After 17 years and 9 months, today is my last day at Amazon.
The belt hook is from the Retail Pricing DICE (Diversity and Inclusion Career Event), which I proudly planned, organized, and ran back in 2019. Before that, my belt hook had the AWE logo – Amazon Women in Engineering. I’ve always been an advocate for diversity, equity, and inclusion. So when Amazon publicly announced they were abandoning their DEI programs in a craven capitulation to the Orange Taco, the question changed from “if” to “when.”
Unfortunately, Amazon’s become a Day 2 company. Senior leadership has ditched developing the best and customer obsession for profits and politics. And they never lived up to their promise to become one of Earth’s best employers.

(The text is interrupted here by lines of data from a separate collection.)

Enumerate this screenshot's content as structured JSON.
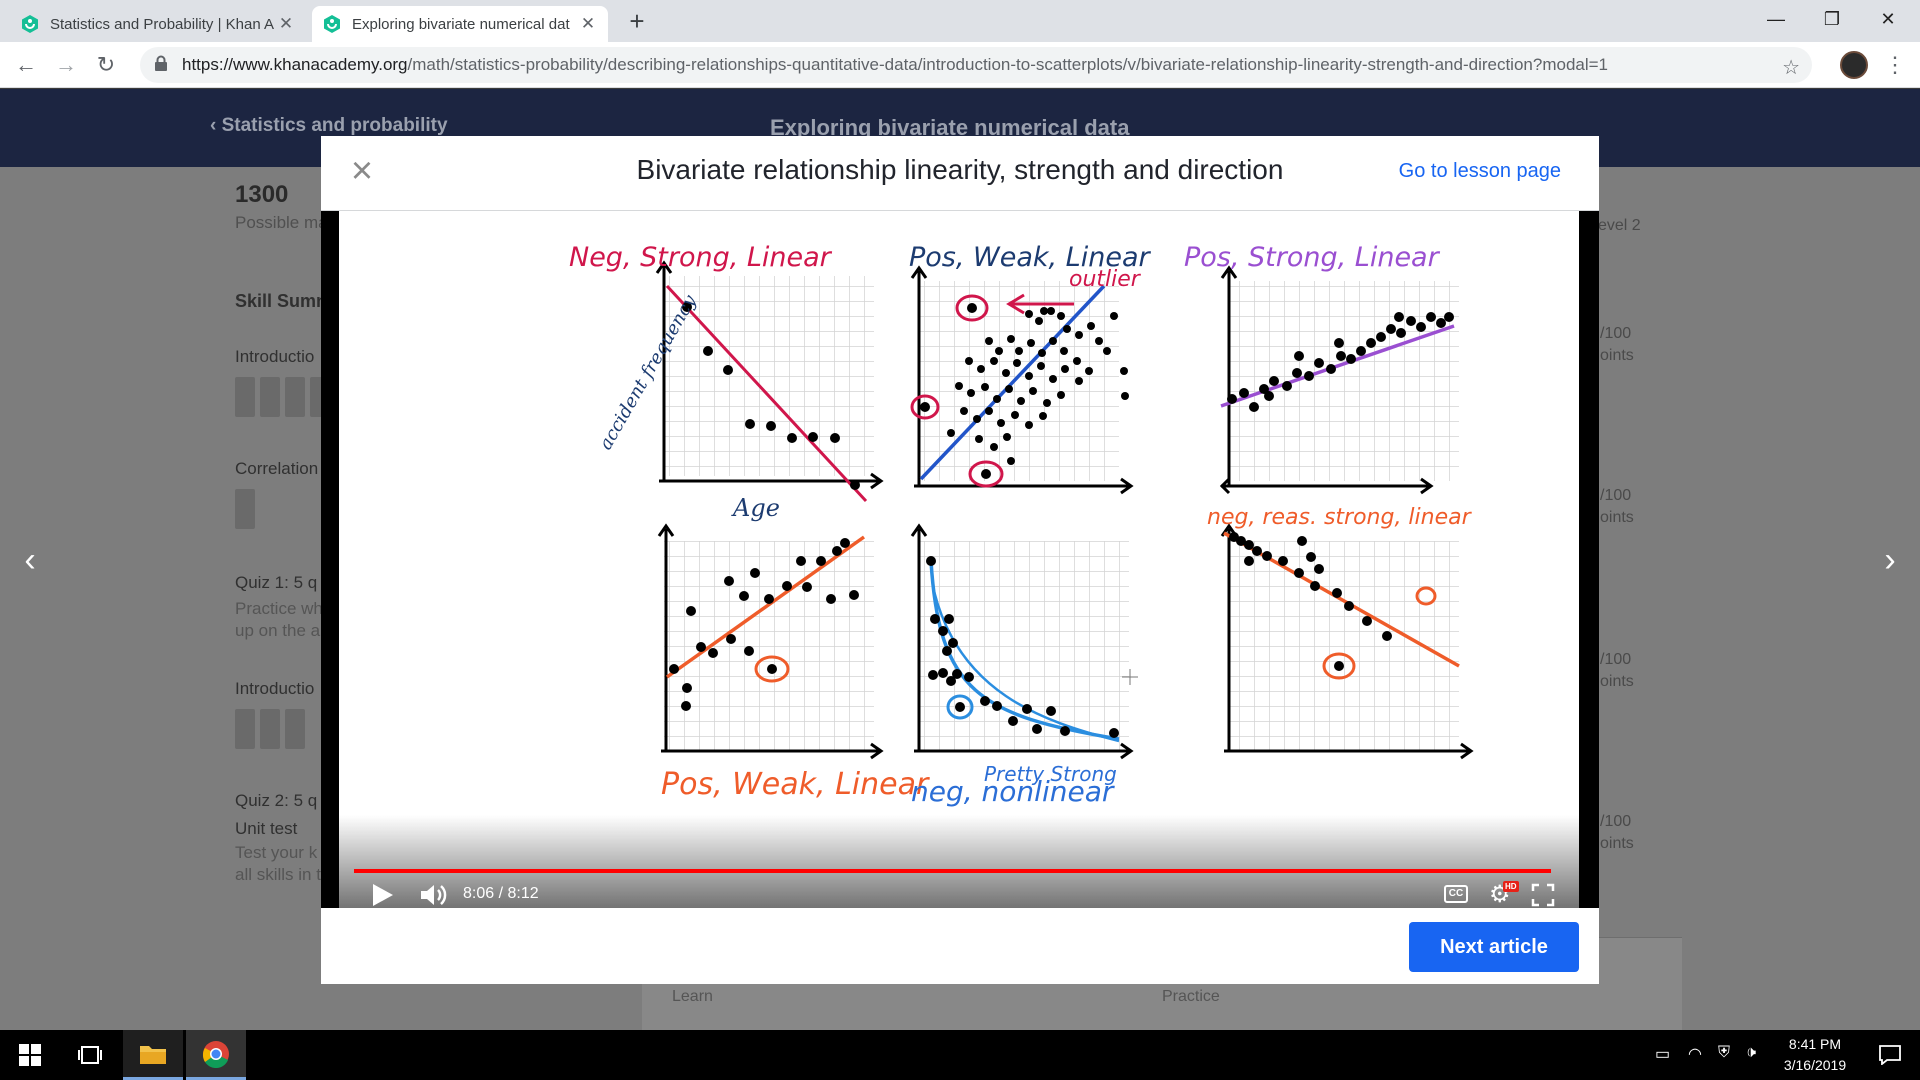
{
  "browser": {
    "tabs": [
      {
        "title": "Statistics and Probability | Khan A",
        "close": "✕"
      },
      {
        "title": "Exploring bivariate numerical dat",
        "close": "✕"
      }
    ],
    "new_tab": "+",
    "url_host": "https://www.khanacademy.org",
    "url_path": "/math/statistics-probability/describing-relationships-quantitative-data/introduction-to-scatterplots/v/bivariate-relationship-linearity-strength-and-direction?modal=1",
    "window_controls": {
      "minimize": "—",
      "maximize": "❐",
      "close": "✕"
    }
  },
  "page": {
    "breadcrumb": "Statistics and probability",
    "header_title": "Exploring bivariate numerical data",
    "mastery_points": "1300",
    "mastery_label": "Possible ma",
    "skill_summary": "Skill Sumn",
    "sections": [
      "Introductio",
      "Correlation",
      "Quiz 1: 5 q",
      "Introductio",
      "Quiz 2: 5 q",
      "Unit test"
    ],
    "quiz_desc": [
      "Practice wh",
      "up on the a"
    ],
    "unit_desc": [
      "Test your k",
      "all skills in t"
    ],
    "right_level": "evel 2",
    "right_points": [
      "/100",
      "oints",
      "/100",
      "oints",
      "/100",
      "oints",
      "/100",
      "oints"
    ],
    "bottom_tabs": [
      "Learn",
      "Practice"
    ]
  },
  "modal": {
    "title": "Bivariate relationship linearity, strength and direction",
    "go_to_lesson": "Go to lesson page",
    "next_button": "Next article",
    "video": {
      "time": "8:06 / 8:12",
      "progress": 0.988,
      "cc": "CC",
      "hd": "HD",
      "board_labels": {
        "p1": "Neg, Strong, Linear",
        "p2": "Pos, Weak, Linear",
        "p2_outlier": "outlier",
        "p3": "Pos, Strong, Linear",
        "p4": "Pos, Weak, Linear",
        "p5a": "Pretty Strong",
        "p5b": "neg, nonlinear",
        "p6": "neg, reas. strong, linear",
        "y_axis_1": "accident frequency",
        "x_axis_1": "Age"
      }
    }
  },
  "taskbar": {
    "time": "8:41 PM",
    "date": "3/16/2019"
  }
}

What’s next? Well, I’ve made a LOT of money during may career by making other people a TON of money. My goal for the future is to make enough money doing something that makes the world a better place. I’m not sure yet what that means, but I know I can’t do that at Amazon. For now, I’m going to spend the summer with my family and exploring my options. You can see the results of one of my hobbies on http://www.arneknudson.com, where I’ve uploaded all the photos I’ve taken using my digital telescope.
The people that I got to work with, mentor, and learn from at Amazon remain some of the smartest and best people I’ve known. I’m proud of my accomplishments and will always treasure the great relationships I got to make. And I got to live in Europe for 4 years! I have no regrets, and I’m grateful for the opportunities, but I am sad about what Amazon’s become.
As mentioned in the about page, I’m not only an amateur / hobbyist astronomer with a high-tech telescope, I’m also a software professional. I graduated with a computer science degree back in the mid-90’s, and pretty quickly got into management. I’ve been a software manager / leader for more than 25 years, and many of those were with Amazon (almost 18).
I’m no longer at Amazon, but I’ve started writing about my thoughts and experiences. To date, I’ve mostly been posting on LinkedIn, but I’ve decided to start archiving them here, as well. That means, about once a week, there’s going to be a post about leadership, management, my experiences (and displeasure) with Amazon, and what I think others could learn from those experiences. I’ll still update this site each time I have new and interesting photos from the telescope, and I’ll keep categorizing those as “Space on the Back Porch” – you can select just the pretty space pictures by finding the “Categories” section on the right side of the page, and choosing that header. And the individual pages for Galaxies, Nebulae, and so on will also stay.
It means there’s going to be a spate of posts – basically, the first 5 that I’ve already posted on LinkedIn. But after that, you should expect about one a week. I’ll probably put all five of them up over the weekend.
The leadership posts will have a different category title. For now, I’ve called it “Being a Good Leader,” because that’s pretty much what I want to write about. I could try to stick with the theme and call it something like “Speaking From the Front Porch,” but that’s kind of corny. I do like the idea that “space on the back porch” also implies making room for people and welcoming them in, like at a barbecue. Sharing thoughts over a beer, chatting about whatever, and enjoying the company. So I’m going to keep the overall title for the site (at least for now).
Let me know if you have thoughts or ideas. Everyone is welcome here, and I’m glad you came! Pull up a chair, grab a beverage of your choice, and let’s chat.